The RSPB Has Lost Sight Of Its Job
I read with interest that wild birds in the UK are in decline.
The number of farmland birds is half that of 40 years ago.
There have been dramatic falls, too, in woodland birds such as the lesser spotted woodpecker, the tawny owl and the wood warbler.
These startling figures were churned out by the RSPB, a hugely rich, powerful organization – the most potent conservation group in this country.
I believe the RSPB has lost sight of its job, which is to protect birds.
It was set up in 1889 by a group of women concerned about the large numbers of birds slaughtered to provide feathers for hats.
Now, it fetishises the rare while it is happy for the many to be persecuted.
It has persuaded successive Governments that species conservation is about bird conservation only.

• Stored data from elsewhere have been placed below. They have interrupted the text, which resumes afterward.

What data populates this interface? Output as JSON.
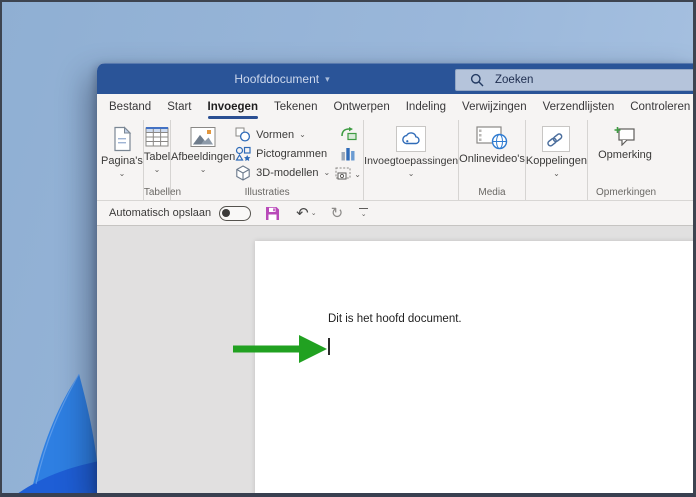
{
  "titlebar": {
    "document_title": "Hoofddocument",
    "title_caret": "▾",
    "search_placeholder": "Zoeken"
  },
  "tabs": [
    {
      "label": "Bestand",
      "active": false
    },
    {
      "label": "Start",
      "active": false
    },
    {
      "label": "Invoegen",
      "active": true
    },
    {
      "label": "Tekenen",
      "active": false
    },
    {
      "label": "Ontwerpen",
      "active": false
    },
    {
      "label": "Indeling",
      "active": false
    },
    {
      "label": "Verwijzingen",
      "active": false
    },
    {
      "label": "Verzendlijsten",
      "active": false
    },
    {
      "label": "Controleren",
      "active": false
    }
  ],
  "ribbon": {
    "chevron": "⌄",
    "paginas_label": "Pagina's",
    "tabel_label": "Tabel",
    "tabellen_group_label": "Tabellen",
    "afbeeldingen_label": "Afbeeldingen",
    "vormen_label": "Vormen",
    "pictogrammen_label": "Pictogrammen",
    "modellen_3d_label": "3D-modellen",
    "illustraties_group_label": "Illustraties",
    "invoegtoepassingen_label": "Invoegtoepassingen",
    "onlinevideos_label": "Onlinevideo's",
    "media_group_label": "Media",
    "koppelingen_label": "Koppelingen",
    "opmerking_label": "Opmerking",
    "opmerkingen_group_label": "Opmerkingen"
  },
  "quick_access": {
    "autosave_label": "Automatisch opslaan",
    "autosave_state": "off",
    "undo_glyph": "↶",
    "redo_glyph": "↻"
  },
  "document": {
    "body_text": "Dit is het hoofd document."
  },
  "colors": {
    "titlebar_blue": "#2a5498",
    "tab_underline": "#2b4f92",
    "search_box": "#b5c4db",
    "save_purple": "#b94ab9",
    "arrow_green": "#21a121",
    "wallpaper_light": "#a9c3e2",
    "wallpaper_deep": "#8fafd3",
    "bloom_bright": "#2e7fe2",
    "bloom_deep": "#1e5ed6",
    "doc_gray": "#e1e0e0"
  }
}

So it has backed or initiated mass culls including the Lundy rats – these rodents are genuinely a rare species but the RSPB justified its actions by saying the rats were not native – as they were only introduced 400 years ago!
The RSPB accused and convicted the rats of causing the decline of the puffin and the Manx shearwater. In fact, the birds decline was due to the overfishing of sand eels, used in feed for fish farms.
The RSPB also orchestrated the slaughter of thousands of ruddy ducks (first brought to this country in the Forties by Sir Peter Scott) to stop them travelling to Spain to cross-breed with the rare white-headed duck.
The RSPB is peopled by pure-breed fascists who think nothing of annihilating a species for their own elitist reasons.
What makes me particularly angry is that the RSPB does not take a stance against the thousands of birds raised intensively in cages and sheds to feed the shooting industry.
Nor does it object to the other animals and birds – the members of the crow family, weasels, stoats and foxes – killed to protect this ‘sport’.
I don’t pretend to understand our attitude towards wild animals.
I am, by law, not allowed up in my loft, or to enter the space above my stables, because of roosting bats. But farmers, even on Sundays and Christmas Day, can slaughter indigenous creatures with impunity.
And by the way, does the RSPB campaign on behalf of chickens? They have feathers.